While most artists with his level of prestige would be comfortable playing it safe — he’s been chugging along at a steady rate for some time now — Klahr has decided to further challenge himself in each of his most recent undertakings. His latest, Circumstantial Pleasures, is no exception: it’s quite possibly the most radical, abrasive, and explicitly political work he’s crafted yet. Utilizing charged contemporary iconography (including images of Hillary Clinton, Donald Trump, and Mevlüt Mert Altıntaş, the Turkish police officer who assassinated Andrei Karlov), Klahr crafts an incensed mosaic for our precarious times, one that scrutinizes the failures of late-capitalism and rapid globalization with an expressly exasperated tone. There are no simple answers provided for the world’s ills, and no easy solutions either; instead, as in all of Klahr’s previous outings, we’re provided with an emotional dissonance that’s pushed to its most extreme ends. As the film is composed of six episodes, which each build in intensity, it’s easy to be lost in the (completely justified) anger found in each individual segment. But as a whole, this represents something of a creative breakthrough: the endeavor of a master who’s refined his craft to its most affective forms, while still engaging with newer technologies and techniques in the process.
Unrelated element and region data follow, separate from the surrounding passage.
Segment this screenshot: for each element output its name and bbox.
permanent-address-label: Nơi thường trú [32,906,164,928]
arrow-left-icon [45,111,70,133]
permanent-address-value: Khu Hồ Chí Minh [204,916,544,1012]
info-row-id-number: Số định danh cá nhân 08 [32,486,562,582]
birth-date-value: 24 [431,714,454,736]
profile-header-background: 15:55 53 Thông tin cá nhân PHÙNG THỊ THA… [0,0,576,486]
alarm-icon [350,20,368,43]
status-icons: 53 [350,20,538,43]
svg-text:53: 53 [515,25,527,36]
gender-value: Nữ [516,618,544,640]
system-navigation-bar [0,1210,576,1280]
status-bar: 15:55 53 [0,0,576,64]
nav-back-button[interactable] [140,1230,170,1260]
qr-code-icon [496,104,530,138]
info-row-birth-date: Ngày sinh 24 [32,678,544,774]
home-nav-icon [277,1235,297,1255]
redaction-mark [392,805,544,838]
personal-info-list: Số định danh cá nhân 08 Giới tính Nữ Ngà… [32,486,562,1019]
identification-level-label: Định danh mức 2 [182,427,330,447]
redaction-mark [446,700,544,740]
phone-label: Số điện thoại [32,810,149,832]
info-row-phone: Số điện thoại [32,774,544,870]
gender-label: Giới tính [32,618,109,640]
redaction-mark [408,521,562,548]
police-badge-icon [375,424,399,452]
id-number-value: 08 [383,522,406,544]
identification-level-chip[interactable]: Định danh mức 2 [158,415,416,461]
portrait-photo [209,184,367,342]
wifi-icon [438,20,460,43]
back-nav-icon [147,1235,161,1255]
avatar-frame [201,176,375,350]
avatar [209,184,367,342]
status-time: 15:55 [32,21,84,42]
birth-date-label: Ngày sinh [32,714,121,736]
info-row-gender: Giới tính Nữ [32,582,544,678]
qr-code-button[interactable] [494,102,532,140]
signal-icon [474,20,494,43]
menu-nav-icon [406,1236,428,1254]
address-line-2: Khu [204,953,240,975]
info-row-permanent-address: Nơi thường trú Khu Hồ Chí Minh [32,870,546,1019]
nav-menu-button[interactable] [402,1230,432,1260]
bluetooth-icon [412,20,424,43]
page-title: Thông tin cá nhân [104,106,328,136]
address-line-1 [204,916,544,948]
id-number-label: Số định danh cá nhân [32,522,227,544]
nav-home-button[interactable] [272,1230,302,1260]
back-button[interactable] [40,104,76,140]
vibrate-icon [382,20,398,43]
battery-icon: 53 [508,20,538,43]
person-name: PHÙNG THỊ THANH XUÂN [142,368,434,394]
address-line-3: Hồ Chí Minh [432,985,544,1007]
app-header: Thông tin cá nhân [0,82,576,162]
Juul pods are thrown in, serene live-action footage serves as a breather from the onslaught of harsh noise provided by composers David Rosenboom and Tom Recchion, and right when things seem to be winding down, the final stretch is set to Scott Walker’s deranged 20-minute long “Zercon, A Flagpole Sitter” before plunging into a hopeless twilight (“What if I freeze?/And drop into the darkness?”). Considering the state of the world as it currently stands, the failures of capitalism more exposed than ever before, there could hardly be more fitting a conclusion — a natural endpoint for the film’s various movements, and a kind of coda for the world at large. And with that, a relatively “minor” artist has produced possibly his most major work yet.
Published as part of June 2020’s Before We Vanish.